Dal mi jednak jeszcze dwa dni zwolnienia, wiec postanowilam pouczyc sie troche w domu i powysylac jeszcze troche cv tu i tam w sprawie stazu. Obojetnie jaka bedzie odpowiedz z tego insytutu gdzie bylam we wtorek...chcialabym miec mozliwosc wyboru jesli sie tylko da.
Odp: Zawziete po 40-tce- Wirtualna Grupa Wsparcia
No jak nie urok to...
po powrocie od fryzjera okazało się, że w mieszkaniu nie mam prądu, wywaliło korek u mnie i na klatce schodowej więc czekam na elektryka...
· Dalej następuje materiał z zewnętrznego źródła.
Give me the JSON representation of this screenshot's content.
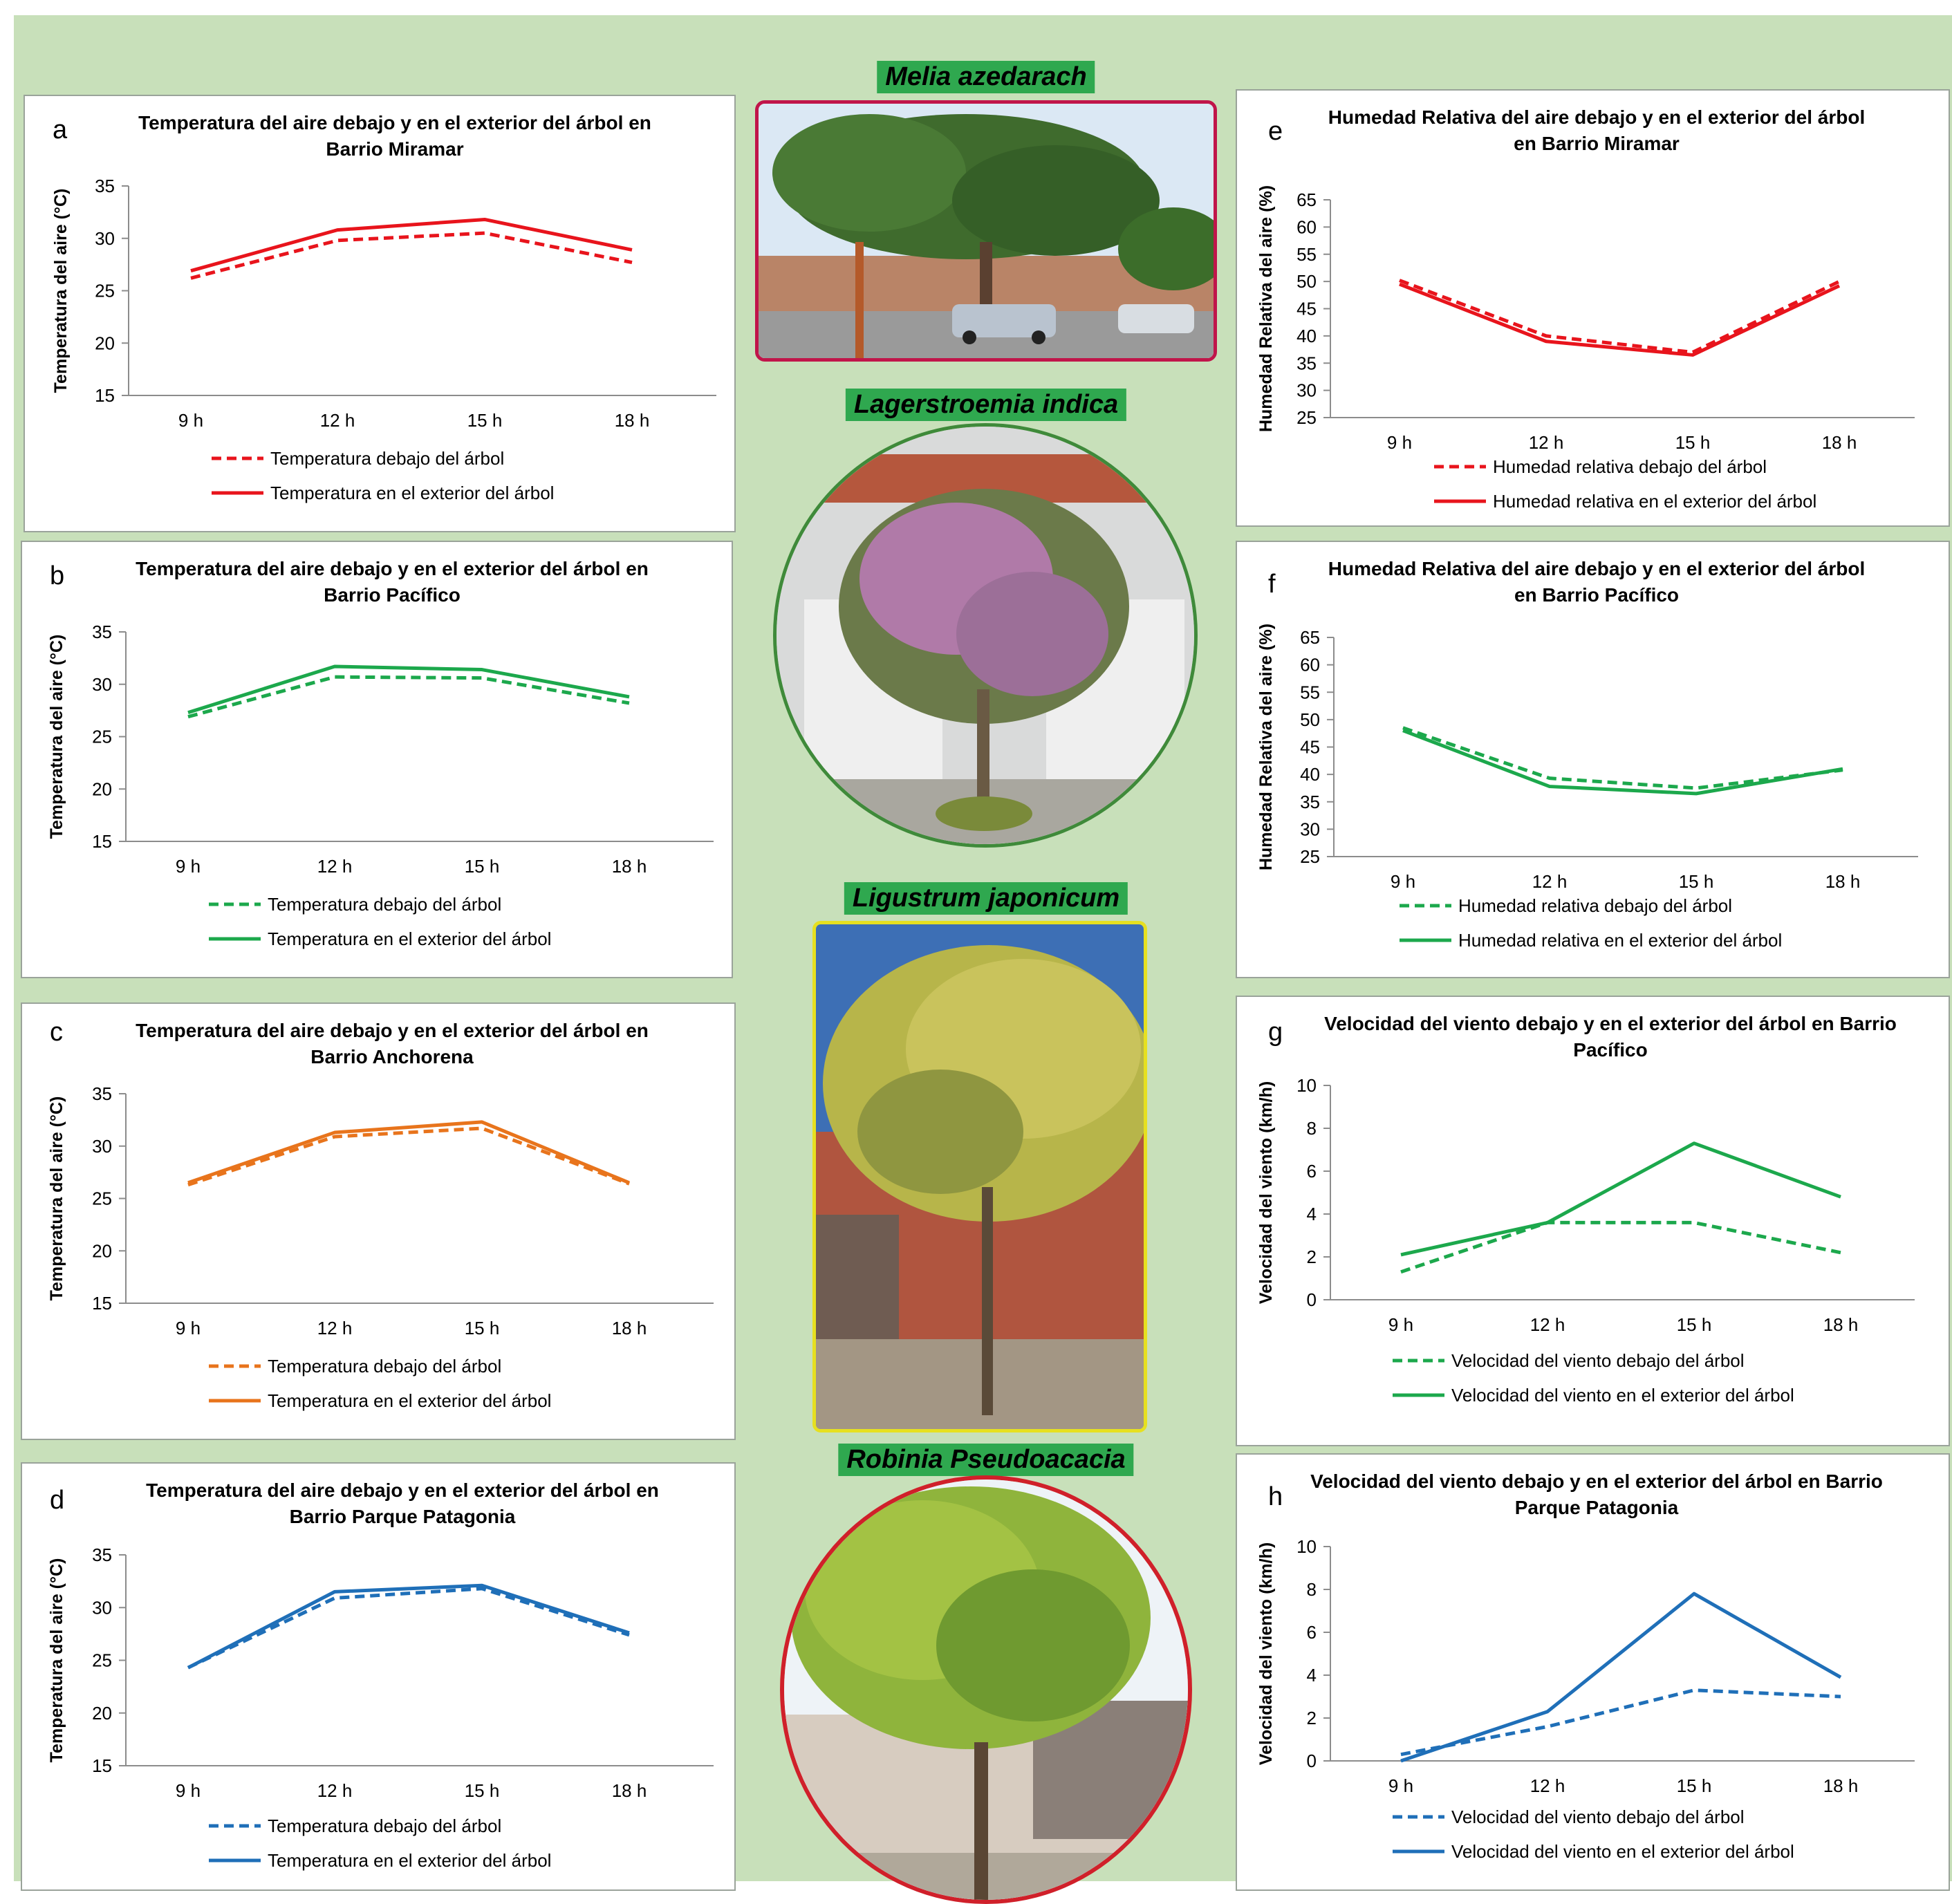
{
  "species_labels": [
    "Melia azedarach",
    "Lagerstroemia indica",
    "Ligustrum japonicum",
    "Robinia Pseudoacacia"
  ],
  "chart_data": [
    {
      "type": "line",
      "letter": "a",
      "title": "Temperatura del aire debajo y en el exterior del árbol en Barrio Miramar",
      "ylabel": "Temperatura del aire (°C)",
      "xlabel": "",
      "categories": [
        "9 h",
        "12 h",
        "15 h",
        "18 h"
      ],
      "ylim": [
        15,
        35
      ],
      "yticks": [
        15,
        20,
        25,
        30,
        35
      ],
      "color": "#e8141c",
      "series": [
        {
          "name": "Temperatura debajo del árbol",
          "style": "dashed",
          "values": [
            26.2,
            29.8,
            30.5,
            27.7
          ]
        },
        {
          "name": "Temperatura en el exterior del árbol",
          "style": "solid",
          "values": [
            26.9,
            30.8,
            31.8,
            28.9
          ]
        }
      ]
    },
    {
      "type": "line",
      "letter": "b",
      "title": "Temperatura del aire debajo y en el exterior del árbol en Barrio Pacífico",
      "ylabel": "Temperatura del aire (°C)",
      "xlabel": "",
      "categories": [
        "9 h",
        "12 h",
        "15 h",
        "18 h"
      ],
      "ylim": [
        15,
        35
      ],
      "yticks": [
        15,
        20,
        25,
        30,
        35
      ],
      "color": "#1ca84c",
      "series": [
        {
          "name": "Temperatura debajo del árbol",
          "style": "dashed",
          "values": [
            26.9,
            30.7,
            30.6,
            28.2
          ]
        },
        {
          "name": "Temperatura en el exterior del árbol",
          "style": "solid",
          "values": [
            27.3,
            31.7,
            31.4,
            28.8
          ]
        }
      ]
    },
    {
      "type": "line",
      "letter": "c",
      "title": "Temperatura del aire debajo y en el exterior del árbol en Barrio Anchorena",
      "ylabel": "Temperatura del aire (°C)",
      "xlabel": "",
      "categories": [
        "9 h",
        "12 h",
        "15 h",
        "18 h"
      ],
      "ylim": [
        15,
        35
      ],
      "yticks": [
        15,
        20,
        25,
        30,
        35
      ],
      "color": "#e8741c",
      "series": [
        {
          "name": "Temperatura debajo del árbol",
          "style": "dashed",
          "values": [
            26.3,
            30.9,
            31.7,
            26.4
          ]
        },
        {
          "name": "Temperatura en el exterior del árbol",
          "style": "solid",
          "values": [
            26.5,
            31.3,
            32.3,
            26.5
          ]
        }
      ]
    },
    {
      "type": "line",
      "letter": "d",
      "title": "Temperatura del aire debajo y en el exterior del árbol en Barrio Parque Patagonia",
      "ylabel": "Temperatura del aire (°C)",
      "xlabel": "",
      "categories": [
        "9 h",
        "12 h",
        "15 h",
        "18 h"
      ],
      "ylim": [
        15,
        35
      ],
      "yticks": [
        15,
        20,
        25,
        30,
        35
      ],
      "color": "#1f6fb8",
      "series": [
        {
          "name": "Temperatura debajo del árbol",
          "style": "dashed",
          "values": [
            24.3,
            30.9,
            31.8,
            27.4
          ]
        },
        {
          "name": "Temperatura en el exterior del árbol",
          "style": "solid",
          "values": [
            24.3,
            31.5,
            32.1,
            27.6
          ]
        }
      ]
    },
    {
      "type": "line",
      "letter": "e",
      "title": "Humedad Relativa del aire debajo y en el exterior del árbol en Barrio Miramar",
      "ylabel": "Humedad Relativa del aire (%)",
      "xlabel": "",
      "categories": [
        "9 h",
        "12 h",
        "15 h",
        "18 h"
      ],
      "ylim": [
        25,
        65
      ],
      "yticks": [
        25,
        30,
        35,
        40,
        45,
        50,
        55,
        60,
        65
      ],
      "color": "#e8141c",
      "series": [
        {
          "name": "Humedad relativa debajo del árbol",
          "style": "dashed",
          "values": [
            50.2,
            40.0,
            37.0,
            50.0
          ]
        },
        {
          "name": "Humedad relativa en el exterior del árbol",
          "style": "solid",
          "values": [
            49.5,
            39.0,
            36.5,
            49.2
          ]
        }
      ]
    },
    {
      "type": "line",
      "letter": "f",
      "title": "Humedad Relativa del aire debajo y en el exterior del árbol en Barrio Pacífico",
      "ylabel": "Humedad Relativa del aire (%)",
      "xlabel": "",
      "categories": [
        "9 h",
        "12 h",
        "15 h",
        "18 h"
      ],
      "ylim": [
        25,
        65
      ],
      "yticks": [
        25,
        30,
        35,
        40,
        45,
        50,
        55,
        60,
        65
      ],
      "color": "#1ca84c",
      "series": [
        {
          "name": "Humedad relativa debajo del árbol",
          "style": "dashed",
          "values": [
            48.5,
            39.3,
            37.5,
            40.8
          ]
        },
        {
          "name": "Humedad relativa en el exterior del árbol",
          "style": "solid",
          "values": [
            48.0,
            37.8,
            36.5,
            41.0
          ]
        }
      ]
    },
    {
      "type": "line",
      "letter": "g",
      "title": "Velocidad del viento debajo y en el exterior del árbol en Barrio Pacífico",
      "ylabel": "Velocidad del viento (km/h)",
      "xlabel": "",
      "categories": [
        "9 h",
        "12 h",
        "15 h",
        "18 h"
      ],
      "ylim": [
        0,
        10
      ],
      "yticks": [
        0,
        2,
        4,
        6,
        8,
        10
      ],
      "color": "#1ca84c",
      "series": [
        {
          "name": "Velocidad del viento debajo del árbol",
          "style": "dashed",
          "values": [
            1.3,
            3.6,
            3.6,
            2.2
          ]
        },
        {
          "name": "Velocidad del viento en el exterior del árbol",
          "style": "solid",
          "values": [
            2.1,
            3.6,
            7.3,
            4.8
          ]
        }
      ]
    },
    {
      "type": "line",
      "letter": "h",
      "title": "Velocidad del viento debajo y en el exterior del árbol en Barrio Parque Patagonia",
      "ylabel": "Velocidad del viento (km/h)",
      "xlabel": "",
      "categories": [
        "9 h",
        "12 h",
        "15 h",
        "18 h"
      ],
      "ylim": [
        0,
        10
      ],
      "yticks": [
        0,
        2,
        4,
        6,
        8,
        10
      ],
      "color": "#1f6fb8",
      "series": [
        {
          "name": "Velocidad del viento debajo del árbol",
          "style": "dashed",
          "values": [
            0.3,
            1.6,
            3.3,
            3.0
          ]
        },
        {
          "name": "Velocidad del viento en el exterior del árbol",
          "style": "solid",
          "values": [
            0.0,
            2.3,
            7.8,
            3.9
          ]
        }
      ]
    }
  ]
}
potem wyprawa na zastrzyk a u mnie ślisko dzisiaj jak diabli bo padała mżawka i marzła :(
Kasiu dobrze, że zapisałaś się do laryngologa i dobrze, ze można tak z dnia na dzień, długo to u ciebie trwa ale miejmy nadzieję, że to już końcówka, chociaż jak bierzesz antybiotyk to już powinno być lepiej...
powodzenia w szukaniu miejsca na odbycie stażu :)
Gruszko czy już kiedyś stosowałaś dietę bezglutenową i bez laktozy na stawy czy tylko tak słyszałaś? ciekawa jestem czy pomogło już ci takie odżywianie, ja mam problemy z kolanami, może tez powinnam spróbować:beurk:
Maniusiu straszne to co piszesz o tych agresywnych psach, może jakoś wspólnymi siłami jako sąsiedzi dojdziecie kto tak postępuje???
Agnieszko tez się cieszę, że urodzinki spędzę z najbliższymi ale J. wraca szybciej do Polski a ja zostaję dłużej :mdr:
Krysiu przejmuję się ta sześćdziesiątką bo stan ducha to jedno a fizyczność to drugie niestety....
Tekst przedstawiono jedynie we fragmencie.